Return the coordinate of the hit point

I want to modify the optixTriangle example, to output the coordinate of each ray hit the triangle.
In the hit program I will add follow to get the hit point:
const float3 ray_orig = optixGetWorldRayOrigin();
const float3 ray_dir = optixGetWorldRayDirection(); // incident direction
const float ray_t = optixGetRayTmax();
float3 hit_point = ray_orig + ray_t * ray_dir;

My question would be how do I pass it back to host? Should I save it as payload? Then where can I read and print the coordinate out? Since the Triangle example is in rendering context, I am not sure how to pass raw data (hitpoint) back.

All OptiX communication back to the host works via device memory buffers you allocated up front and then copy from device to host after the desired results have been written to the buffer inside the OptiX device programs, which normally happens at the end of the ray generation program.
It’s completely under your control what you write to which device buffer and how you interpret that.

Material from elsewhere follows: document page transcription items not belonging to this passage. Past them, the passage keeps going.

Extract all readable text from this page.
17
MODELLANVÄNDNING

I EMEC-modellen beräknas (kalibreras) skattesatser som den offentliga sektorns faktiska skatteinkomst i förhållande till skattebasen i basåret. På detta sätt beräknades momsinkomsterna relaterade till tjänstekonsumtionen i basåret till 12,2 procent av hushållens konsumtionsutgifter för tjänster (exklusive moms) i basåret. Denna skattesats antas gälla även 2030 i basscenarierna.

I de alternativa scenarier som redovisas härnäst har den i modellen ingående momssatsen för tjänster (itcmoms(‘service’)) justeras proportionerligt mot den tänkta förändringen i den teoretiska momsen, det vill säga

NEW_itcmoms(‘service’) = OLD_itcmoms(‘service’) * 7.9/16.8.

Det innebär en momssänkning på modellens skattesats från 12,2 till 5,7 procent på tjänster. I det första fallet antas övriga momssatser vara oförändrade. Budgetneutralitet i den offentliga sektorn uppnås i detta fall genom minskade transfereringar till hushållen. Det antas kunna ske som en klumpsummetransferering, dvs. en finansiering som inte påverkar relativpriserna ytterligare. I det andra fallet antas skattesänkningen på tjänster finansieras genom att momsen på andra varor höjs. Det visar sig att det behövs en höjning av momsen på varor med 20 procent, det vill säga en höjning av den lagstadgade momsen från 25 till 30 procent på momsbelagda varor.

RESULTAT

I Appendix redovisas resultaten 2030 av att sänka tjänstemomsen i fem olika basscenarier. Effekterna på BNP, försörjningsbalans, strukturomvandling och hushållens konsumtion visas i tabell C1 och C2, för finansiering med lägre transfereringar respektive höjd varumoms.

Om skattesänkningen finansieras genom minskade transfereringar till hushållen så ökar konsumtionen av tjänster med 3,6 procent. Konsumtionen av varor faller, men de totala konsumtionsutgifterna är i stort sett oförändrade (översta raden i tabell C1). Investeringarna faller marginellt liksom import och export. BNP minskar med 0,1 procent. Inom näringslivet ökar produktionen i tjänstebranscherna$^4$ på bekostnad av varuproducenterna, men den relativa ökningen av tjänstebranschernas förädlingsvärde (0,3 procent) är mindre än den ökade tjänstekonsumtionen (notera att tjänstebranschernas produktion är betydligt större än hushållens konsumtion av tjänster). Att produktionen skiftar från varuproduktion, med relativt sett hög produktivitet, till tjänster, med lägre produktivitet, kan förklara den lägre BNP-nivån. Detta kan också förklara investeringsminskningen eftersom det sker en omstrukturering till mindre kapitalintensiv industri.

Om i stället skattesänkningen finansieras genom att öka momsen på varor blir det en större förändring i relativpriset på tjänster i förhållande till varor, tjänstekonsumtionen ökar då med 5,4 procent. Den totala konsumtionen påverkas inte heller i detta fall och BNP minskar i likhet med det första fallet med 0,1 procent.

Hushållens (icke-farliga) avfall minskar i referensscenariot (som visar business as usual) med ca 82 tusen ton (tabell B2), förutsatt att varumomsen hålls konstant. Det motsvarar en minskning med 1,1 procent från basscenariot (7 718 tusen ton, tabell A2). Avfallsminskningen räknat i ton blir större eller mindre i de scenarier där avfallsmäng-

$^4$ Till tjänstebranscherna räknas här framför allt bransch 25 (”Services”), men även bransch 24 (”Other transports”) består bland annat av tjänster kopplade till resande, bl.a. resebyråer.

So yes, in the given case the usual mechanism is to write your hit point coordinates float3 to per-ray payload. In this case you can use three more of the 8 available payload registers.

Inside the optixTriangle example, that works the same way as the setPayload function for the returned colors.
You would just need to enhance that to write two float3.
(BTW, the correct reinterpret casts inside the optixTriangle.cu source should be float_as_uint() and uint_as_float() because the payload registers are unsigned int.)

Note that you need to change the host code as well to indicate that you’re using 6 instead of 3 payload registers inside the OptixPipeline as well.
That is, change this code line setting that inside the OptixPipelineCompileOptions: pipeline_compile_options.numPayloadValues = 3;

The closest hit is the end of the current ray. After that the program will return to the caller, which is normally the ray generation program when there are no other recursions.
At the end of the ray generation program you write the results from your per ray payload into your output buffer at the proper location, the linear index of your launch indices inside the launch dimension sized output buffer.

Inside the ray generation program the color is converted to uchar4 and written to the image buffer which device pointer is stored inside the launch parameters.
To return the hit point you calculated as well, you would need to allocate another device buffer besides that image and add that pointer to the launch parameters and set it to you new buffer.
I’d recommend using a float4 format because that writes faster than float3. Put the hit point coordinates into the .xyz components and set the .w component to 1.0f.
Means you index the same way with the linear index from the 2D launch indices, but just write the float data directly.

The whole optixTriangle program is explained step-by-step in this blog post: https://developer.nvidia.com/blog/how-to-get-started-with-optix-7/

If you need more than the eight available payload registers in the future, search the OptiX SDK code for packPointer and unpackPointer functions, or in my OptiX 7 examples splitPointer and mergePointer functions:
https://github.com/NVIDIA/OptiX_Apps/blob/master/apps/intro_runtime/shaders/per_ray_data.h#L108
Bigger per ray payloads are allocated as a structure inside the ray generation program and the local device pointer to that is passed around in two of the payload registers that way.